Additionally, tissue generation is only one of several emerging technologies which will start to converge in the next decade which will bring sweeping changes to our medical and social infrastructures. Indeed, we are rapidly coming to an era when we will be forced to redefine the very definition of what it means to be human.




... and I look around at some of the daily postings and headlines here on ATS; the prayers to aliens and gods for rapture, the endorsement of violent rhetoric of armchair revolutionaries, the embrace of magic and superstition over science and technology...and... I've got to admit, I'm apprehensive. Something has got to change, because despite popular perception here - "they" (whoever they are) do not want the public to be mindless sheep. We are moving beyond the scope and breadth of the Industrial Revolution. Information itself is the most prized commodity, and it cannot be generated in bulk by mindless complacent automatons. They need us to think for ourselves, which I understand may seem like an absurdity to those who think this site is about thinking outside the box... but thinking outside of the box doesn't free someone from being demonstrably wrong. And the only difference between ATS and PubMed is a methodology for refining fact from fiction.

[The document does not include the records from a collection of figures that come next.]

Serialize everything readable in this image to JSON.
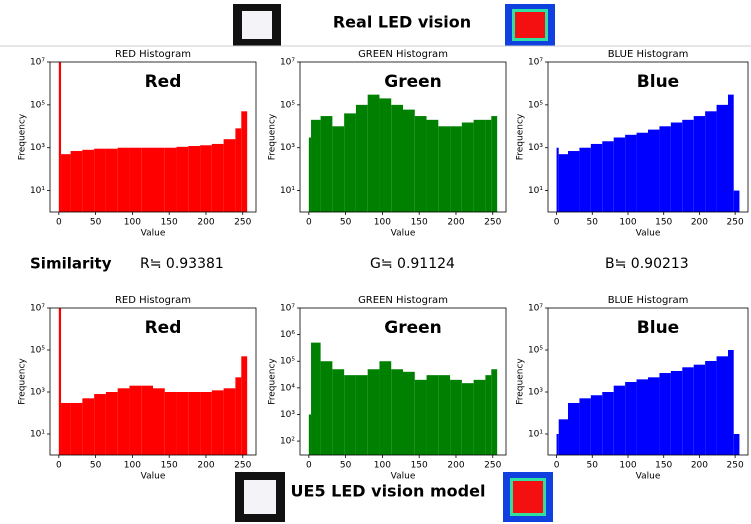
{
  "header": {
    "title": "Real LED vision"
  },
  "footer": {
    "title": "UE5 LED vision model"
  },
  "similarity": {
    "label": "Similarity",
    "values": [
      "R≒ 0.93381",
      "G≒ 0.91124",
      "B≒ 0.90213"
    ]
  },
  "chart_data": [
    {
      "type": "histogram",
      "title": "RED Histogram",
      "annotation": "Red",
      "annotation_color": "#e8141c",
      "color": "#ff0000",
      "xlabel": "Value",
      "ylabel": "Frequency",
      "log_y": true,
      "bins": [
        0,
        3,
        16,
        32,
        48,
        64,
        80,
        96,
        112,
        128,
        144,
        160,
        176,
        192,
        208,
        224,
        240,
        248,
        256
      ],
      "values": [
        10000000,
        500,
        700,
        800,
        900,
        900,
        1000,
        1000,
        1000,
        1000,
        1000,
        1100,
        1200,
        1300,
        1500,
        2500,
        8000,
        50000
      ],
      "xlim": [
        -12,
        268
      ],
      "xticks": [
        0,
        50,
        100,
        150,
        200,
        250
      ],
      "ylim": [
        1,
        10000000
      ],
      "yticks": [
        {
          "value": 10,
          "label": "10¹"
        },
        {
          "value": 1000,
          "label": "10³"
        },
        {
          "value": 100000,
          "label": "10⁵"
        },
        {
          "value": 10000000,
          "label": "10⁷"
        }
      ]
    },
    {
      "type": "histogram",
      "title": "GREEN Histogram",
      "annotation": "Green",
      "annotation_color": "#1aa04a",
      "color": "#008000",
      "xlabel": "Value",
      "ylabel": "Frequency",
      "log_y": true,
      "bins": [
        0,
        3,
        16,
        32,
        48,
        64,
        80,
        96,
        112,
        128,
        144,
        160,
        176,
        192,
        208,
        224,
        240,
        248,
        256
      ],
      "values": [
        3000,
        20000,
        30000,
        10000,
        40000,
        100000,
        300000,
        200000,
        100000,
        60000,
        30000,
        20000,
        10000,
        10000,
        15000,
        20000,
        20000,
        30000
      ],
      "xlim": [
        -12,
        268
      ],
      "xticks": [
        0,
        50,
        100,
        150,
        200,
        250
      ],
      "ylim": [
        1,
        10000000
      ],
      "yticks": [
        {
          "value": 10,
          "label": "10¹"
        },
        {
          "value": 1000,
          "label": "10³"
        },
        {
          "value": 100000,
          "label": "10⁵"
        },
        {
          "value": 10000000,
          "label": "10⁷"
        }
      ]
    },
    {
      "type": "histogram",
      "title": "BLUE Histogram",
      "annotation": "Blue",
      "annotation_color": "#1f6fbf",
      "color": "#0000ff",
      "xlabel": "Value",
      "ylabel": "Frequency",
      "log_y": true,
      "bins": [
        0,
        3,
        16,
        32,
        48,
        64,
        80,
        96,
        112,
        128,
        144,
        160,
        176,
        192,
        208,
        224,
        240,
        248,
        256
      ],
      "values": [
        1000,
        500,
        700,
        1000,
        1500,
        2000,
        3000,
        4000,
        5000,
        7000,
        10000,
        15000,
        20000,
        30000,
        50000,
        100000,
        300000,
        10
      ],
      "xlim": [
        -12,
        268
      ],
      "xticks": [
        0,
        50,
        100,
        150,
        200,
        250
      ],
      "ylim": [
        1,
        10000000
      ],
      "yticks": [
        {
          "value": 10,
          "label": "10¹"
        },
        {
          "value": 1000,
          "label": "10³"
        },
        {
          "value": 100000,
          "label": "10⁵"
        },
        {
          "value": 10000000,
          "label": "10⁷"
        }
      ]
    },
    {
      "type": "histogram",
      "title": "RED Histogram",
      "annotation": "Red",
      "annotation_color": "#e8141c",
      "color": "#ff0000",
      "xlabel": "Value",
      "ylabel": "Frequency",
      "log_y": true,
      "bins": [
        0,
        3,
        16,
        32,
        48,
        64,
        80,
        96,
        112,
        128,
        144,
        160,
        176,
        192,
        208,
        224,
        240,
        248,
        256
      ],
      "values": [
        10000000,
        300,
        300,
        500,
        800,
        1000,
        1500,
        2000,
        2000,
        1500,
        1000,
        1000,
        1000,
        1000,
        1200,
        1500,
        5000,
        50000
      ],
      "xlim": [
        -12,
        268
      ],
      "xticks": [
        0,
        50,
        100,
        150,
        200,
        250
      ],
      "ylim": [
        1,
        10000000
      ],
      "yticks": [
        {
          "value": 10,
          "label": "10¹"
        },
        {
          "value": 1000,
          "label": "10³"
        },
        {
          "value": 100000,
          "label": "10⁵"
        },
        {
          "value": 10000000,
          "label": "10⁷"
        }
      ]
    },
    {
      "type": "histogram",
      "title": "GREEN Histogram",
      "annotation": "Green",
      "annotation_color": "#1aa04a",
      "color": "#008000",
      "xlabel": "Value",
      "ylabel": "Frequency",
      "log_y": true,
      "bins": [
        0,
        3,
        16,
        32,
        48,
        64,
        80,
        96,
        112,
        128,
        144,
        160,
        176,
        192,
        208,
        224,
        240,
        248,
        256
      ],
      "values": [
        1000,
        500000,
        100000,
        50000,
        30000,
        30000,
        50000,
        100000,
        50000,
        40000,
        20000,
        30000,
        30000,
        20000,
        15000,
        20000,
        30000,
        50000
      ],
      "xlim": [
        -12,
        268
      ],
      "xticks": [
        0,
        50,
        100,
        150,
        200,
        250
      ],
      "ylim": [
        30,
        10000000
      ],
      "yticks": [
        {
          "value": 100,
          "label": "10²"
        },
        {
          "value": 1000,
          "label": "10³"
        },
        {
          "value": 10000,
          "label": "10⁴"
        },
        {
          "value": 100000,
          "label": "10⁵"
        },
        {
          "value": 1000000,
          "label": "10⁶"
        },
        {
          "value": 10000000,
          "label": "10⁷"
        }
      ]
    },
    {
      "type": "histogram",
      "title": "BLUE Histogram",
      "annotation": "Blue",
      "annotation_color": "#1f6fbf",
      "color": "#0000ff",
      "xlabel": "Value",
      "ylabel": "Frequency",
      "log_y": true,
      "bins": [
        0,
        3,
        16,
        32,
        48,
        64,
        80,
        96,
        112,
        128,
        144,
        160,
        176,
        192,
        208,
        224,
        240,
        248,
        256
      ],
      "values": [
        10,
        50,
        300,
        500,
        700,
        1000,
        2000,
        3000,
        4000,
        5000,
        8000,
        10000,
        15000,
        20000,
        30000,
        50000,
        100000,
        10
      ],
      "xlim": [
        -12,
        268
      ],
      "xticks": [
        0,
        50,
        100,
        150,
        200,
        250
      ],
      "ylim": [
        1,
        10000000
      ],
      "yticks": [
        {
          "value": 10,
          "label": "10¹"
        },
        {
          "value": 1000,
          "label": "10³"
        },
        {
          "value": 100000,
          "label": "10⁵"
        },
        {
          "value": 10000000,
          "label": "10⁷"
        }
      ]
    }
  ]
}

Information can be deadly, and it's only going to become more potent as we go forward. If we don't take the responsibility for trying to establish objective fact from subjective fiction upon ourselves - I can easily see the potential for a case being made in favor of overt social controls on information in order to promote security. And while I find it ethically repulsive to suggest halting humanities technological development - the effective indefinite perpetuation of today's level of suffering - based on fear of the dangers of progress, I find the alternative no more palatable. Even though our societies can be described in terms of complex systems and emergent trends - to treat society in those terms is deeply dehumanizing. Would human society be worth preserving if the effort to do so would require us to strip away our humanity in order to do so? Transhumanism is not synonymous with inhumanism.

I don't know how the future will turn out, but I refuse to live in fear of it. I hope it's filled with more stories like that of the OP's Kaitlyne McNamara and fewer like that of Hypatia and Alan Turing.